In 1981, Nelson debuted in the Australian National Basketball League (NBL) for the Canberra Cannons. He was named in the All-NBL Team in his first season after averaging a career-high 24.3 points per game. He played in the 1982 NBL All-Star Game and helped the Cannons win back-to-back NBL championships in 1983 and 1984. He was team captain in 1983 and reached 100 NBL games and 2,000 points in 1984. In 1985, he scored more than
500 points for the Cannons but was out of action at different times for an operation on his foot and two broken ribs. Following the 1985 season, coach Bob Turner announced that Nelson would not be retained.

In February 1986, Nelson was appointed assistant coach of the Brisbane Bullets under head coach Brian Kerle while also being appointed administrator of the Brisbane Basketball Association (BBA). He worked in a full-time capacity for BBA and played for their state league team, the Brisbane Brewers, averaging 33 points and 14 rebounds per game. He also joined the Bullets' playing group for the 1986 NBL season and served in a dual player-assistant role. In July 1986, he took over head coaching duties while Kerle was away with the Australian national team at the 1986 FIBA World Championship. Nelson served as caretaker player-coach for two games and recorded one win and one loss. He helped the Bullets reach the NBL grand final series, where they lost to the Adelaide 36ers. In 20 games for the Bullets in the 1986 NBL season, he averaged 9.0 points, 3.1 rebounds and 1.3 assists per game.

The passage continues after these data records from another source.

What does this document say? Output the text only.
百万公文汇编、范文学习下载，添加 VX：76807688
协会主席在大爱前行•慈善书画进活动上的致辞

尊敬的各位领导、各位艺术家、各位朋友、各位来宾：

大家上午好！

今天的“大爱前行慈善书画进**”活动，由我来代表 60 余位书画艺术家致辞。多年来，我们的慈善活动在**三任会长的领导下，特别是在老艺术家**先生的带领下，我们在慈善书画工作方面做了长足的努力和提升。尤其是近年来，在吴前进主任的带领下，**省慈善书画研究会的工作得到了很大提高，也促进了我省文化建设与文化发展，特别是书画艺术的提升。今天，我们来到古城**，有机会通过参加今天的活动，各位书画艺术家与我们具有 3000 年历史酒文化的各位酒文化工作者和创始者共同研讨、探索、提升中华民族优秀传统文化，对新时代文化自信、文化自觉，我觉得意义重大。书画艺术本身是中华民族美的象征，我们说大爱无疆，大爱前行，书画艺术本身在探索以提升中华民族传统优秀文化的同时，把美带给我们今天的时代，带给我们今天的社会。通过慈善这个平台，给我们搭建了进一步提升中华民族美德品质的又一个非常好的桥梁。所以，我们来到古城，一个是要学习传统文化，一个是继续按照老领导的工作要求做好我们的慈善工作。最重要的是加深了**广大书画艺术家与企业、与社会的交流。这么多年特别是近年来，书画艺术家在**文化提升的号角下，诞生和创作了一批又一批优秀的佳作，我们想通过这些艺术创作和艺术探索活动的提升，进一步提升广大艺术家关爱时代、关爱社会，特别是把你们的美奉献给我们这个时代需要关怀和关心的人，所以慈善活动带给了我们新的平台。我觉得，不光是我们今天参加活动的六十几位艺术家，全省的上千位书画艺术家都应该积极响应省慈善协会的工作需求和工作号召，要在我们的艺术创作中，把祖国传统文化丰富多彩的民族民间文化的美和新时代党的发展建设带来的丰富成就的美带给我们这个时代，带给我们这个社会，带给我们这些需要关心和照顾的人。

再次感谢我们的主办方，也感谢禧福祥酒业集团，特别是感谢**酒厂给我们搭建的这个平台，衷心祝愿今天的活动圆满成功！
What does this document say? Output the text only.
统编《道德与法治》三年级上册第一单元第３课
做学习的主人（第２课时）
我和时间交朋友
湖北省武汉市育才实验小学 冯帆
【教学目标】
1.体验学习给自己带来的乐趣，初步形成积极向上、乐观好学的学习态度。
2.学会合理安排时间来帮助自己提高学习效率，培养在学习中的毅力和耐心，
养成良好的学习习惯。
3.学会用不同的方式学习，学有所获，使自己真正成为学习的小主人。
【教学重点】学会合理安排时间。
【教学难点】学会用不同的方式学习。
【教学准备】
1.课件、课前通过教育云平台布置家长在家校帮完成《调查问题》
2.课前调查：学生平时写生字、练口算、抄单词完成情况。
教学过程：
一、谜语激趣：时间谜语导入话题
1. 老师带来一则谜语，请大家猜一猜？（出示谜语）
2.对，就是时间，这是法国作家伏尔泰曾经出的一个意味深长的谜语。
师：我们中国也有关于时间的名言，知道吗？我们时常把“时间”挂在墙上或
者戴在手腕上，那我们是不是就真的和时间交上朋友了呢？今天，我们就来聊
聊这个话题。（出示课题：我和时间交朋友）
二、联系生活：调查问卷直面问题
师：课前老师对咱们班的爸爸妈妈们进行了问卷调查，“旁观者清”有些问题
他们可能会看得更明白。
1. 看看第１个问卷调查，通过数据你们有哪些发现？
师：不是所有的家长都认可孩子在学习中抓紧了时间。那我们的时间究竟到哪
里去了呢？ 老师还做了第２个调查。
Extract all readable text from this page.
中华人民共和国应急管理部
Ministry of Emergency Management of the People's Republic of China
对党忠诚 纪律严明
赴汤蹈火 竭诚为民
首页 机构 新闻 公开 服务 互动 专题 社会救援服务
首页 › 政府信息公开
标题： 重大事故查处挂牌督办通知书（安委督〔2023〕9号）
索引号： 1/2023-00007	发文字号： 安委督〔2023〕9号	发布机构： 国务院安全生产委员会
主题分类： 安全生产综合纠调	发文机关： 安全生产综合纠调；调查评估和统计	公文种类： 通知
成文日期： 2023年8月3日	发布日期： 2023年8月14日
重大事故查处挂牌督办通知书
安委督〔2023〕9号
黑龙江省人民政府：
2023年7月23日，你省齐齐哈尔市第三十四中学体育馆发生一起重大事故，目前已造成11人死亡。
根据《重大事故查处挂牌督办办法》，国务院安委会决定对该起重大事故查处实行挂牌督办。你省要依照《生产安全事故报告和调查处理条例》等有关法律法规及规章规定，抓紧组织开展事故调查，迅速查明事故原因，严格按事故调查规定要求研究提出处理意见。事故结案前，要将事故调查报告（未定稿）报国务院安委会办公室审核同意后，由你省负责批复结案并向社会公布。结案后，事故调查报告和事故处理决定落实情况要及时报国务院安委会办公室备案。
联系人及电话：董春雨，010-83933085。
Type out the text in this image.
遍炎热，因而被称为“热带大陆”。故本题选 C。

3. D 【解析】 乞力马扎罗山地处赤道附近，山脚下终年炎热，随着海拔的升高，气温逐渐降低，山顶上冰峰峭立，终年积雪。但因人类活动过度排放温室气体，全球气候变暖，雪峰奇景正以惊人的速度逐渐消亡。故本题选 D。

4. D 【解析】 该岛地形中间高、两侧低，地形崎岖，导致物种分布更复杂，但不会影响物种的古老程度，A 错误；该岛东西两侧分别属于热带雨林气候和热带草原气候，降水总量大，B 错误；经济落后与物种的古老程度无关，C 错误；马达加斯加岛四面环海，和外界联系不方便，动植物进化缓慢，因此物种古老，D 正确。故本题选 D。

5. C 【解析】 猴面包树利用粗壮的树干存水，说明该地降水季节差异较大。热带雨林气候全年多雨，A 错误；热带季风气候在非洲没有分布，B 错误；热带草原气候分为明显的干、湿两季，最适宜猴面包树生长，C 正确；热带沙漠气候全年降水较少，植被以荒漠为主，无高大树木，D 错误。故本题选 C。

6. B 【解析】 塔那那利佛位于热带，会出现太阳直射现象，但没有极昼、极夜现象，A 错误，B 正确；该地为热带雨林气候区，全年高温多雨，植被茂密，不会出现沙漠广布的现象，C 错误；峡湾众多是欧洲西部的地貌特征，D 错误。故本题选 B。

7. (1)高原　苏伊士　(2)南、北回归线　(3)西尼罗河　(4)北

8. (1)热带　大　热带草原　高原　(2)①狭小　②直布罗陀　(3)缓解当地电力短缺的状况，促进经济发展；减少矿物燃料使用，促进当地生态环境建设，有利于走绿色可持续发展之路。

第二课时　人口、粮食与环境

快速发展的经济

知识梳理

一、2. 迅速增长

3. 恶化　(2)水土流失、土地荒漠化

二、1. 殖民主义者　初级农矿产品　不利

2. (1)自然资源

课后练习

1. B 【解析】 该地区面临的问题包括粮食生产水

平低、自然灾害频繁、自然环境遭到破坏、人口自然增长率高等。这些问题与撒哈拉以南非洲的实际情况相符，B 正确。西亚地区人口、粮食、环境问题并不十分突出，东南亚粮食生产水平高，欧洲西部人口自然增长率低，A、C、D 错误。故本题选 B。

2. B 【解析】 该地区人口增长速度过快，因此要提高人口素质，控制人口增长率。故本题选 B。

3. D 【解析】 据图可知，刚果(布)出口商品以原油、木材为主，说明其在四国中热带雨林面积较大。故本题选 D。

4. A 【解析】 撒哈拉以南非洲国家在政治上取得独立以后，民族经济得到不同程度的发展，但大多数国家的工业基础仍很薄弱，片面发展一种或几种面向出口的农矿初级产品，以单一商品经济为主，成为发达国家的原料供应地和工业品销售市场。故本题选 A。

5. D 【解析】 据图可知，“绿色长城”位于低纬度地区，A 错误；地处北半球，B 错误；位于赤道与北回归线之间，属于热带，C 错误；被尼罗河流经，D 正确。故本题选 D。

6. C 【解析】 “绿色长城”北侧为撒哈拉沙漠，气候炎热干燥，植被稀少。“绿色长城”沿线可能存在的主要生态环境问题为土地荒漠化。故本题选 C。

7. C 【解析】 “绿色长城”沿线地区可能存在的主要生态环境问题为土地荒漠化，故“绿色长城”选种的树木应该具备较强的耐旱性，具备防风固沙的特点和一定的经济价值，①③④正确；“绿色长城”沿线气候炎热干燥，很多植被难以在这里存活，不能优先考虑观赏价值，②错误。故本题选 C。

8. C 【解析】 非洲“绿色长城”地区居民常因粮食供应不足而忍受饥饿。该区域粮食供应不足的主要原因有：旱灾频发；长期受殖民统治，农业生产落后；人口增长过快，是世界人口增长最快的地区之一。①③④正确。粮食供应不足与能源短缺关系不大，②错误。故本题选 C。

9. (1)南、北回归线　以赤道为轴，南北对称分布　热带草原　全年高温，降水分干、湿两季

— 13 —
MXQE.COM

Nelson sat out the 1987 NBL season and instead played club basketball in Brisbane, where he "notched up his usual high tally of points with a constant flurry of three-pointers."

In October 1987, Nelson signed to return to the Cannons as a player for the 1988 NBL season as well as filling the promotions, public relations and marketing position. He helped the Cannons win 11 straight victories at the end of the season and then won 100–91 in Canberra against the Adelaide 36ers in game one of the best-of-three semi-final series. In game two, he made three successive three-pointers to put the Cannons on the way to a 100–95 victory and a grand-final berth against the North Melbourne Giants. After winning a third championship in 1988, he retired from the NBL with 166 games and over 3000 points.

Nelson had a five-year stint with the Toowoomba Mountaineers, where he won back-to-back Queensland Basketball League (QBL) championships in 1990 and 1991.

Nelson returned to the Cannons in 1995 as a 39-year-old and had a seven-game stint in the 1995 NBL season. In 173 career games in the NBL, he averaged 17.4 points, 4.5 rebounds and 1.2 assists per game.

==Player profile==
Nelson was considered a dynamic power forward with a "line dry jumpshot". He was renowned for his hard-working game and his outside shots. At six foot eight, he was also listed as a center in the NBL.

==Coaching career==
Nelson served as head coach of the Brisbane Lady Bullets of the Women's National Basketball League (WNBL) during the 1987 season.

After returning to Canberra, Nelson joined the Canberra Capitals as head coach for the 1988 WNBL season. The team missed the playoffs with a fifth-place finish and a 13–9 record.

==Personal life==
In 1984, Nelson became eligible for Australian naturalisation. By 1986, he was a naturalised Australian.

Nelson's retirement from the NBL coincided with him starting a barbecue spare rib business in Canberra. He has been the owner and chef of two Mexican restaurants in Canberra, where he had a cult following for his ribs and wings.